Старичок-боровичок, переживающий о престарелой маме и потере квалификации, дал себя уговорить на сделку со следствием. Иногда он спрашивал меня, стоит ли идти на этот шаг, но что я мог ответить? Я рассказывал ему, как в своё время следаки дурили и меня, шантажировали только родившейся Яськой и прикрывались моей женой. Объяснял, что нынче «честное офицерское» не стоит и пустоты, ибо ни чести, ни офицеров я в местных кабинетах так и не нашёл. Но это был мой печальный опыт. Есть же опыт и тех, кто, оговаривая только себя получал за это куда меньше иных упёртых. Да и дед - не боец, умирает он здесь, здоровье хреновое, надо валить ему отсюда.

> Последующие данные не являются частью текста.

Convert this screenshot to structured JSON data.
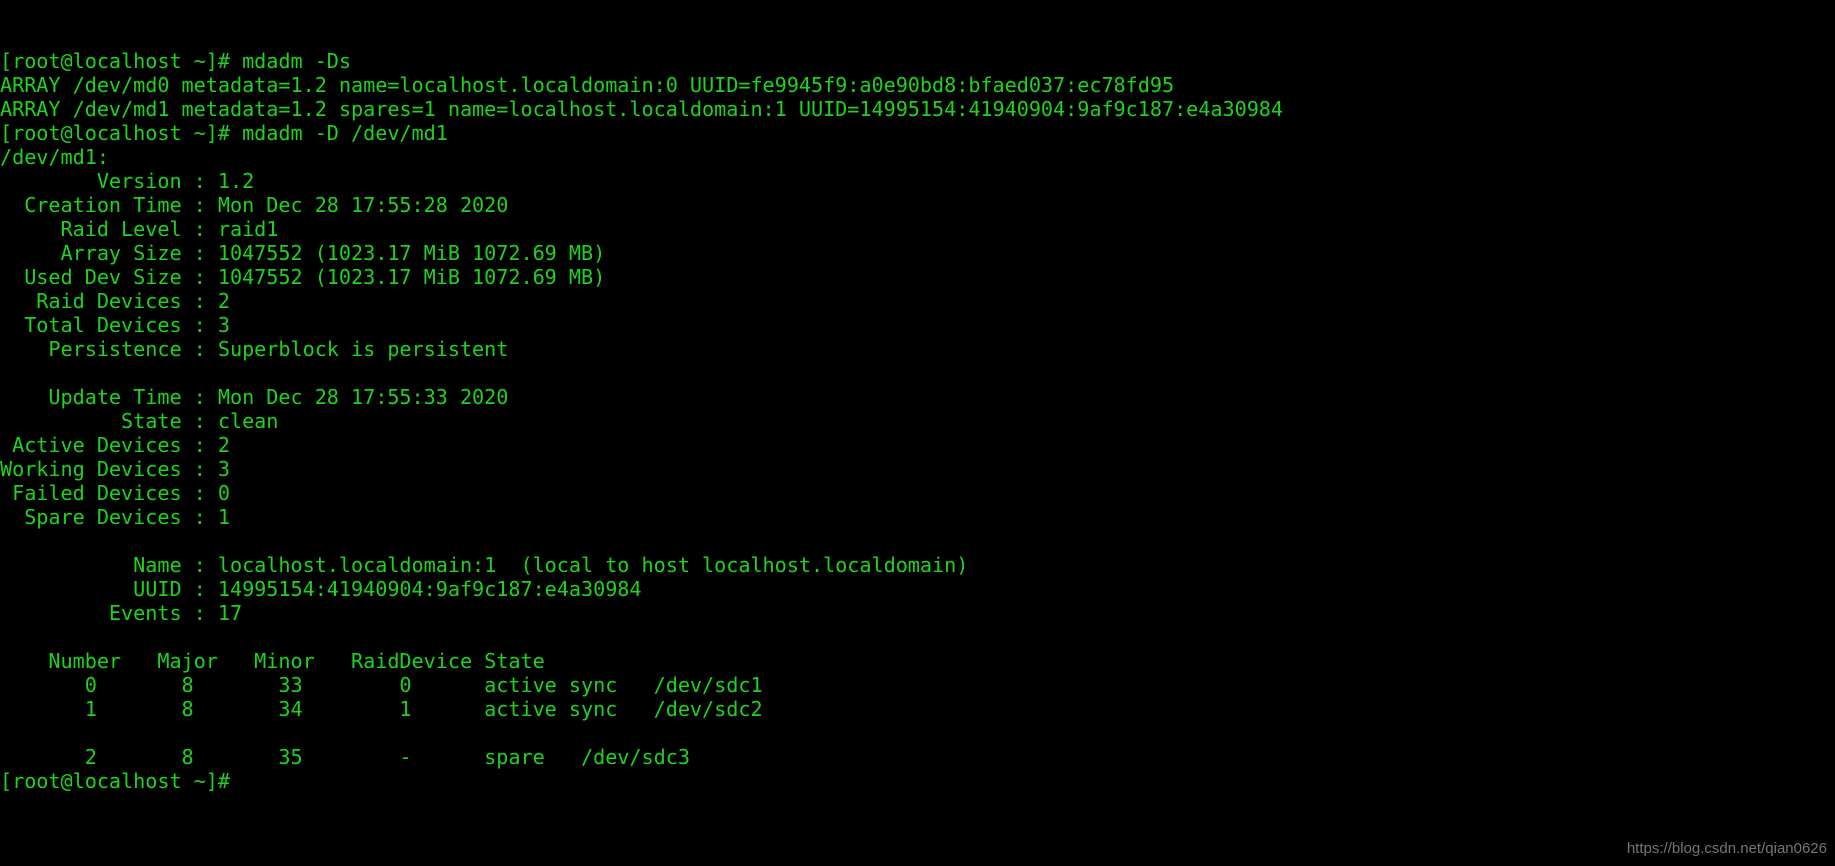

Степанычу пообещали четыре года условно. За это он должен пойти в сознанку: всё подписать, признать вину и раскаяться. Да, картам Ямало-Ненецкого округа 30 лет, да, там рельеф давно изменился и да, никакого вреда нанести Родине не хотел. Однако с некими людьми этими картами «махнулся» получив взамен подробную топографию Парижа. Штампик «Сов.секретно» в уголочке действительно стоял. Госизмена.

Сознался. Всё подписал. Ждал суда.

Одним из условий сделки была тишина. Степаныч слышал мои рассказы о шумихе вокруг политзаключённых, и себе он желал прямо противоположного. Чтоб ни одного журналиста в суде! Он был уверен, что газетные статьи помешают ему в будущем найти работу, и постоянно просил следователей о тишине вокруг дела.  Ему пообещали и это.

И вот он уехал в суд. Я пожелал ему ни пуха, он ритуально послал меня подальше.
Вечером в камеру он вошёл, шатаясь и тут же вызвал врача. Четыре года строгого режима.

Не могу быть уверенным, но, по-моему, ночью он плакал.

К сожалению, это был только первый удар. Каждый день мне приносили прессу. «Коммерсантъ» я выписывал не только для того, чтоб вырезать смешные статьи о моём деле, но и знать, кто сидит в Лефортово. Так я заочно знакомился с будущими соседями.

На следующий день, когда Степаныч лежал бревном на койке и смотрел в потолок, я читал о нём статью на полполосы. Под фотографией заморенного дедушки было описание его страшного преступления. Если коротко, то карта Ямало-Ненецкого округа за семьдесят какой-то год были передана иностранным шпионам для последующей корректировки полёта НАТОвских боеголовок. И только доблестная контрразведка смогла предотвратить бла-бла-бла.

Снова пришлось вызывать врача.

На этот раз «шпион» был в диком гневе. Он носился по камере и уже не сюсюкал, а рычал. Я предложил ему написать кассационную жалобу. Он согласился. Всю ночь мы сидели с его бумагами и УПК, писали и переписывали, спорили и договаривались. Утром Степаныч отдал в «кормушку» кассационную жалобу, а днём его вызвал следователь.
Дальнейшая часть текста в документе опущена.